When you agree to write a book with another author, you’re agreeing to collaboration and, in some instances, compromise. Collaboration and compromise are similar, yet they are very different. When you compromise you may give up or reluctantly agree to changes.
Though compromise can resolve short-term conflict, it can also be frustrating for an author. If we’re honest, we admit that we don’t want to give in or up because we believe in ourselves.
Blake Flannery explains compromise in his Internet article, “Conflict Resolution to Improve Relationships: Compromise and Collaboration.” He thinks compromise is a process of meeting in the middle. “You don’t need a good working relationship to compromise,” he comments.
Collaboration is different, according to Flannery. It takes longer than compromise and builds on diversity. Nobody gives up and everyone provides input. “Don’t feel pressured to make a quick decision,” he advises.
James Robertson shares workplace tips in his Internet talk, “Ten tips for Succeeding at Collaboration,” posted on the Slideshow website. His first tip: Someone needs to take ownership. Other tips address preconditions, boundaries, relationships, and support. His last tip; Don’t forget this is all about people.”
Intermediate District 287 in Plymouth, Minnesota developed a Collaboration Checklist for teachers. The list is posted on its Practical Resources for Education Professionals Center (PREP) website. ’m a teacher turned writer and read the list with this life experience in mind. Education professionals are asked to rank their collaboration skills.
Numeral one means “I have trouble with this.” Numeral two means “I don this reasonably well.” Numeral three means “I see this as a strength of mine.” The ranking system and checklist made me think about the collaboration skills co-authors bring to a project. Are you good at collaboration?
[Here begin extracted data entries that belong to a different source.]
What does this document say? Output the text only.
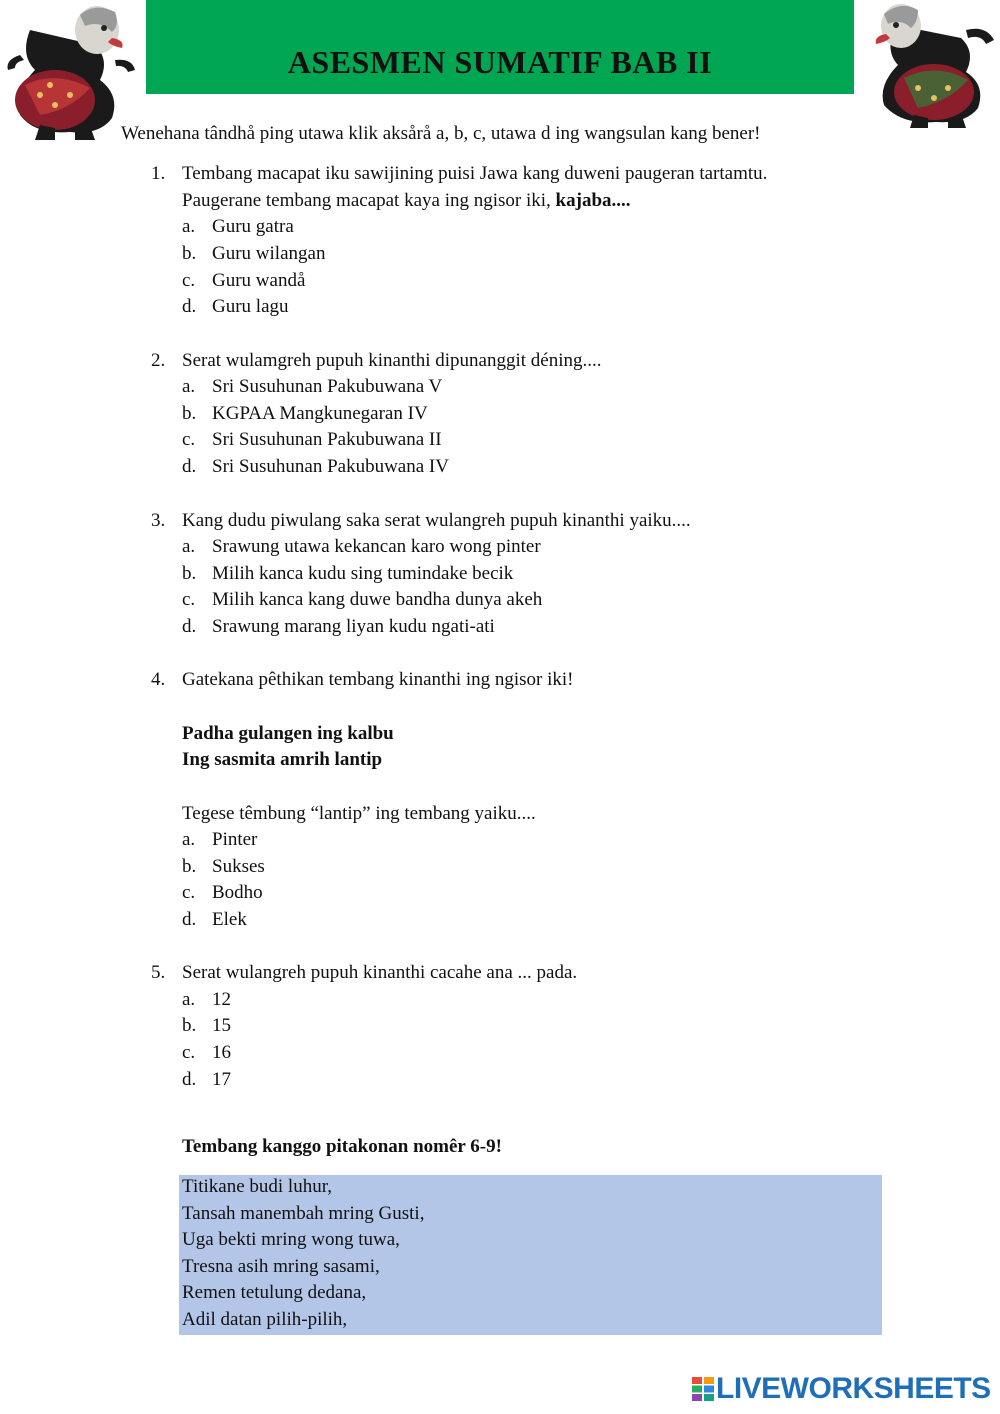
ASESMEN SUMATIF BAB II
Wenehana tândhå ping utawa klik aksårå a, b, c, utawa d ing wangsulan kang bener!
1. Tembang macapat iku sawijining puisi Jawa kang duweni paugeran tartamtu.
Paugerane tembang macapat kaya ing ngisor iki, kajaba....
a. Guru gatra
b. Guru wilangan
c. Guru wandå
d. Guru lagu
2. Serat wulamgreh pupuh kinanthi dipunanggit déning....
a. Sri Susuhunan Pakubuwana V
b. KGPAA Mangkunegaran IV
c. Sri Susuhunan Pakubuwana II
d. Sri Susuhunan Pakubuwana IV
3. Kang dudu piwulang saka serat wulangreh pupuh kinanthi yaiku....
a. Srawung utawa kekancan karo wong pinter
b. Milih kanca kudu sing tumindake becik
c. Milih kanca kang duwe bandha dunya akeh
d. Srawung marang liyan kudu ngati-ati
4. Gatekana pêthikan tembang kinanthi ing ngisor iki!
Padha gulangen ing kalbu
Ing sasmita amrih lantip
Tegese têmbung “lantip” ing tembang yaiku....
a. Pinter
b. Sukses
c. Bodho
d. Elek
5. Serat wulangreh pupuh kinanthi cacahe ana ... pada.
a. 12
b. 15
c. 16
d. 17
Tembang kanggo pitakonan nomêr 6-9!
Titikane budi luhur,
Tansah manembah mring Gusti,
Uga bekti mring wong tuwa,
Tresna asih mring sasami,
Remen tetulung dedana,
Adil datan pilih-pilih,
LIVEWORKSHEETS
Use the same ranking system to find out.
Co-Author’s Collaboration Skills Checklist
1 2 3 I understand who owns the book idea. (Owning is not the same as joint copyrighting.)
1 2 3 I helped to set the ground rules for this project.
1 2 3 I try to keep us on schedule and moving forward.
1 2 3 I listen to my co-author and try not to interrupt.
1 2 3 I ask my co-author to explain if I don’t understand something.
1 2 3 I do all I can to stay focused on the topic.
1 2 3 I am respectful of my co-author’s time.
1 2 3 I often compliment my co-author.
1 2 3 I keep my eyes on the goal: producing a top-notch book.
1 2 3 I find joy in the work and collaboration.
Don’t be discouraged about your low numbers. Co-authoring a book is a skill that develops as your personal relationship develops and the manuscript progresses. Establishing work rules and boundaries ahead of time will make collaboration easier.